The group’s half-year revenue to December 31, 2023, at US$372,8 million, was 32 percent lower than the prior-year comparative period as average US$ metal prices softened during the period.
This resulted in profit before income tax for the period at US$14,2 million, which was 94 percent lower than US$221,5 million recorded in the same period last year.
Group chief executive, Alex Mhembere, said the operating environment for the period under review was characterised by softening metal prices that affected the financial performance.
“In response, the company has instituted a number of survival strategies with stringent measures to contain costs and preserve cash.
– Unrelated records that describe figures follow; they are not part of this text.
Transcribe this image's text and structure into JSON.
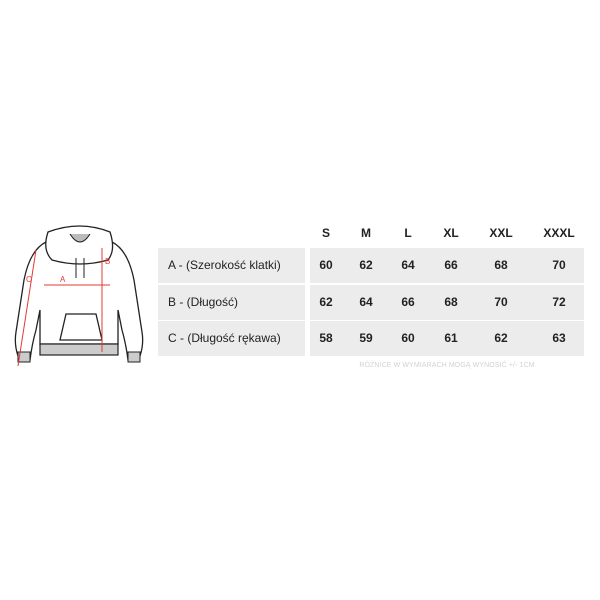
{
  "sizes": [
    "S",
    "M",
    "L",
    "XL",
    "XXL",
    "XXXL"
  ],
  "rows": [
    {
      "label": "A - (Szerokość klatki)",
      "values": [
        "60",
        "62",
        "64",
        "66",
        "68",
        "70"
      ]
    },
    {
      "label": "B - (Długość)",
      "values": [
        "62",
        "64",
        "66",
        "68",
        "70",
        "72"
      ]
    },
    {
      "label": "C - (Długość rękawa)",
      "values": [
        "58",
        "59",
        "60",
        "61",
        "62",
        "63"
      ]
    }
  ],
  "note": "RÓŻNICE W WYMIARACH MOGĄ WYNOSIĆ +/- 1CM",
  "diagram": {
    "labels": {
      "a": "A",
      "b": "B",
      "c": "C"
    },
    "measure_color": "#e53935"
  },
  "colors": {
    "cell_bg": "#ececec"
  }
}
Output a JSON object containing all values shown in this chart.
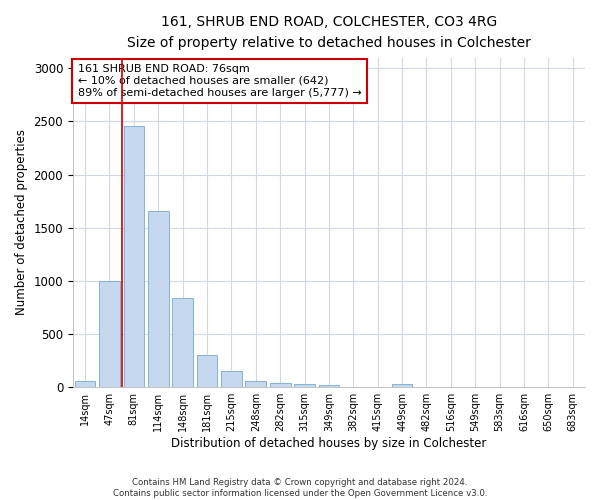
{
  "title": "161, SHRUB END ROAD, COLCHESTER, CO3 4RG",
  "subtitle": "Size of property relative to detached houses in Colchester",
  "xlabel": "Distribution of detached houses by size in Colchester",
  "ylabel": "Number of detached properties",
  "categories": [
    "14sqm",
    "47sqm",
    "81sqm",
    "114sqm",
    "148sqm",
    "181sqm",
    "215sqm",
    "248sqm",
    "282sqm",
    "315sqm",
    "349sqm",
    "382sqm",
    "415sqm",
    "449sqm",
    "482sqm",
    "516sqm",
    "549sqm",
    "583sqm",
    "616sqm",
    "650sqm",
    "683sqm"
  ],
  "values": [
    55,
    1000,
    2460,
    1660,
    840,
    300,
    150,
    55,
    40,
    30,
    20,
    0,
    0,
    30,
    0,
    0,
    0,
    0,
    0,
    0,
    0
  ],
  "bar_color": "#c5d8f0",
  "bar_edge_color": "#7aaad0",
  "vline_color": "#cc0000",
  "annotation_text": "161 SHRUB END ROAD: 76sqm\n← 10% of detached houses are smaller (642)\n89% of semi-detached houses are larger (5,777) →",
  "annotation_box_facecolor": "#ffffff",
  "annotation_box_edgecolor": "#cc0000",
  "ylim": [
    0,
    3100
  ],
  "yticks": [
    0,
    500,
    1000,
    1500,
    2000,
    2500,
    3000
  ],
  "footer_line1": "Contains HM Land Registry data © Crown copyright and database right 2024.",
  "footer_line2": "Contains public sector information licensed under the Open Government Licence v3.0.",
  "background_color": "#ffffff",
  "plot_background": "#ffffff",
  "grid_color": "#d0d8e8"
}
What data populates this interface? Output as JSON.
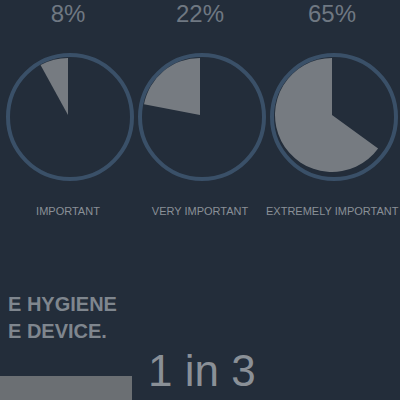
{
  "chart_data": {
    "type": "gauge",
    "categories": [
      "IMPORTANT",
      "VERY IMPORTANT",
      "EXTREMELY IMPORTANT"
    ],
    "values": [
      8,
      22,
      65
    ],
    "value_labels": [
      "8%",
      "22%",
      "65%"
    ],
    "color": "#85898e",
    "data_labels": true,
    "annotations": [
      "E HYGIENE",
      "E DEVICE.",
      "1 in 3"
    ]
  }
}
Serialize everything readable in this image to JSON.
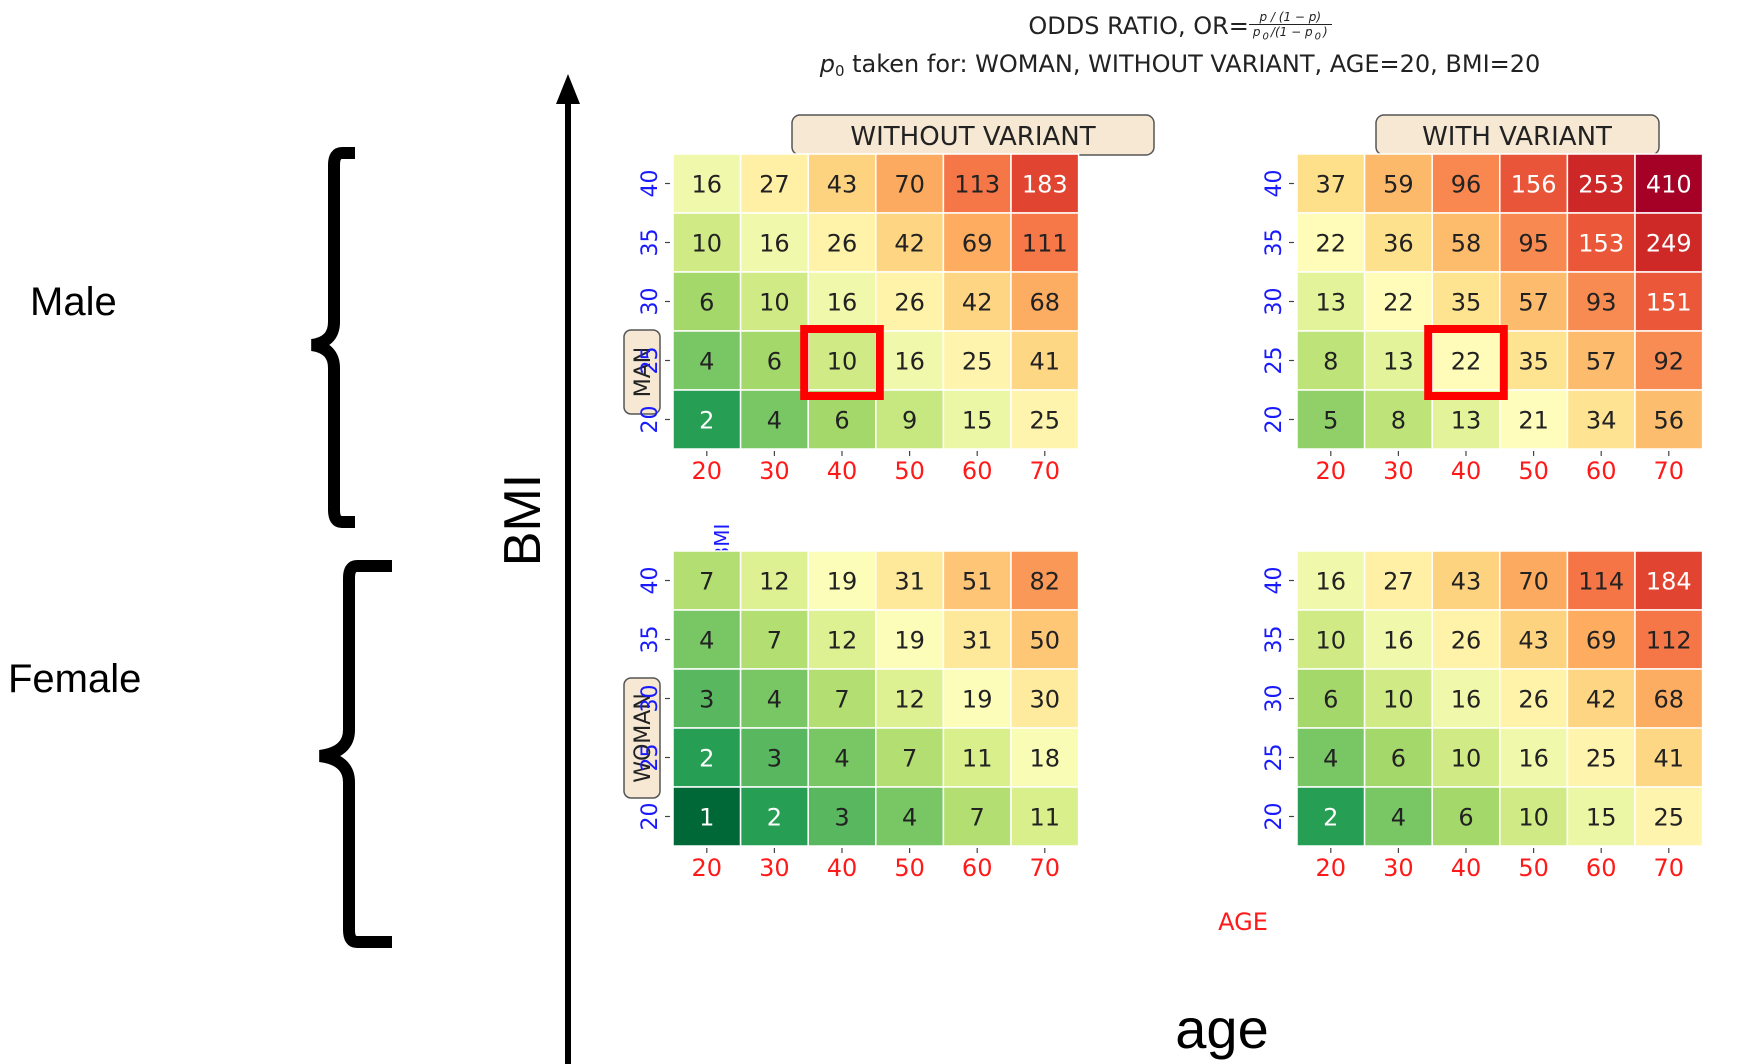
{
  "colors": {
    "bmi_tick": "#1a1aff",
    "age_tick": "#ff1a1a",
    "box_fill": "#f6e8d2",
    "highlight": "#ff0000",
    "cmap": "RdYlGn_r"
  },
  "title": {
    "line1_prefix": "ODDS RATIO, OR=",
    "frac_num": "p / (1 − p)",
    "frac_den_a": "p",
    "frac_den_sub1": "0",
    "frac_den_b": "/(1 − p",
    "frac_den_sub2": "0",
    "frac_den_c": ")",
    "line2_p": "p",
    "line2_sub": "0",
    "line2_rest": " taken for: WOMAN, WITHOUT VARIANT, AGE=20, BMI=20"
  },
  "labels": {
    "male": "Male",
    "female": "Female",
    "bmi_big": "BMI",
    "age_big": "age",
    "man_box": "MAN",
    "woman_box": "WOMAN",
    "bmi_small": "BMI",
    "age_small": "AGE"
  },
  "chart_data": {
    "type": "heatmap",
    "title": "ODDS RATIO, OR=(p/(1−p))/(p0/(1−p0)); p0 taken for: WOMAN, WITHOUT VARIANT, AGE=20, BMI=20",
    "xlabel": "AGE",
    "ylabel": "BMI",
    "x_ticks": [
      "20",
      "30",
      "40",
      "50",
      "60",
      "70"
    ],
    "y_ticks": [
      "40",
      "35",
      "30",
      "25",
      "20"
    ],
    "colormap": "RdYlGn_r",
    "value_range": [
      1,
      410
    ],
    "panels": [
      {
        "id": "man-without",
        "column_label": "WITHOUT VARIANT",
        "row_label": "MAN",
        "values": [
          [
            16,
            27,
            43,
            70,
            113,
            183
          ],
          [
            10,
            16,
            26,
            42,
            69,
            111
          ],
          [
            6,
            10,
            16,
            26,
            42,
            68
          ],
          [
            4,
            6,
            10,
            16,
            25,
            41
          ],
          [
            2,
            4,
            6,
            9,
            15,
            25
          ]
        ],
        "highlight": {
          "age": "40",
          "bmi": "25"
        }
      },
      {
        "id": "man-with",
        "column_label": "WITH VARIANT",
        "row_label": "MAN",
        "values": [
          [
            37,
            59,
            96,
            156,
            253,
            410
          ],
          [
            22,
            36,
            58,
            95,
            153,
            249
          ],
          [
            13,
            22,
            35,
            57,
            93,
            151
          ],
          [
            8,
            13,
            22,
            35,
            57,
            92
          ],
          [
            5,
            8,
            13,
            21,
            34,
            56
          ]
        ],
        "highlight": {
          "age": "40",
          "bmi": "25"
        }
      },
      {
        "id": "woman-without",
        "column_label": "WITHOUT VARIANT",
        "row_label": "WOMAN",
        "values": [
          [
            7,
            12,
            19,
            31,
            51,
            82
          ],
          [
            4,
            7,
            12,
            19,
            31,
            50
          ],
          [
            3,
            4,
            7,
            12,
            19,
            30
          ],
          [
            2,
            3,
            4,
            7,
            11,
            18
          ],
          [
            1,
            2,
            3,
            4,
            7,
            11
          ]
        ]
      },
      {
        "id": "woman-with",
        "column_label": "WITH VARIANT",
        "row_label": "WOMAN",
        "values": [
          [
            16,
            27,
            43,
            70,
            114,
            184
          ],
          [
            10,
            16,
            26,
            43,
            69,
            112
          ],
          [
            6,
            10,
            16,
            26,
            42,
            68
          ],
          [
            4,
            6,
            10,
            16,
            25,
            41
          ],
          [
            2,
            4,
            6,
            10,
            15,
            25
          ]
        ]
      }
    ]
  }
}
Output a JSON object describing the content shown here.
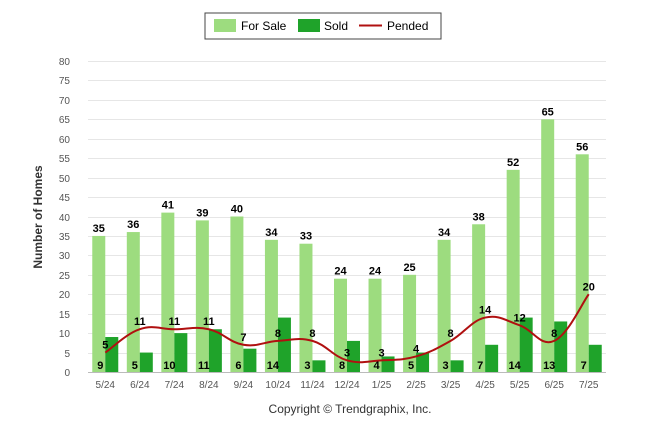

“We remain focused, committed and determined to ensure the overall success of the business,” he said.
In addition, he said, the group’s focus on safety remains unwavering and we will continue to invest in resources and technologies to ensure the achievement of our zero-harm goal.
During the period under review, gross revenue per 6E ounce sold declined by 38 percent to US$1 164 from US$1 870.
Sales volumes of 6E ounces were 10 percent higher at 320 196 ounces compared to 291 751 in the prior period, while the cost of sales at US$342 million was 8 percent higher than the same period last year’s US$315,6 million.
“Consequently, gross profit margin was 8 percent, a 34 percent reduction from 42 percent achieved in the same period last year, mainly due to the impact of a higher than budget operating cost per 6E ounce in the current period,” said Mhembere.
He said the cash operating cost per 6E ounce produced at US$829 increased by 1 percent from the US$822 reported in the same period last year, mainly driven by local inflation and an increase in labour headcount due to the introduction of the third concentrator plant and pillar reclamation.
The group’s income tax for the half-year at US$23 million was below the prior-year comparative period, mainly due to lower profit before tax.
However, Mhembere said this was largely offset by the increase in deferred tax expenses following the change in corporate income tax rate from 24,72 percent to 25,75 percent, which resulted in a loss after tax for the period of US$8,8 million compared to a profit after tax of US$159.6 million achieved in the same period last year.
Mhembere said the group generated net cash inflows from operating activities amounting to US$70,1 million and paid dividends of US$100 million.
He said the group made a drawdown from the Standard Bank of South Africa borrowing base facility of US$35 million during the six months to December 2023.
In terms of operations, ore mined during the half-year increased by 5 percent to 4,0 million metric tonnes from 3,8 million metric tonnes for the same period last year.
Mhembere said this was mainly due to pillar reclamation at Rukodzi Mine in addition to Mupani Mine production output, which has increased from 1,1 million tonnes per annum (Mtpa) to 1,4 Mtpa.
Tonnes milled, at 3,9 million tonnes, increased by 6,4 percent compared to the same period last year, mainly due to Third Concentrator Plant mill volume optimisation.
Six elements (platinum, palladium, rhodium, gold, ruthenium, and iridium) (6E) mill head grade at 3,34 g/t was marginally lower compared to 3,39 g/t achieved in the same period last year due to the increased contribution of ore from lower-grade mines.
6E production increased by 9 percent to 327 810 ounces from 300 738 ounces in the same period last year, mainly due to the increase in the milled tonnage.
Mhembere said the group’s capital projects are ongoing according to plan.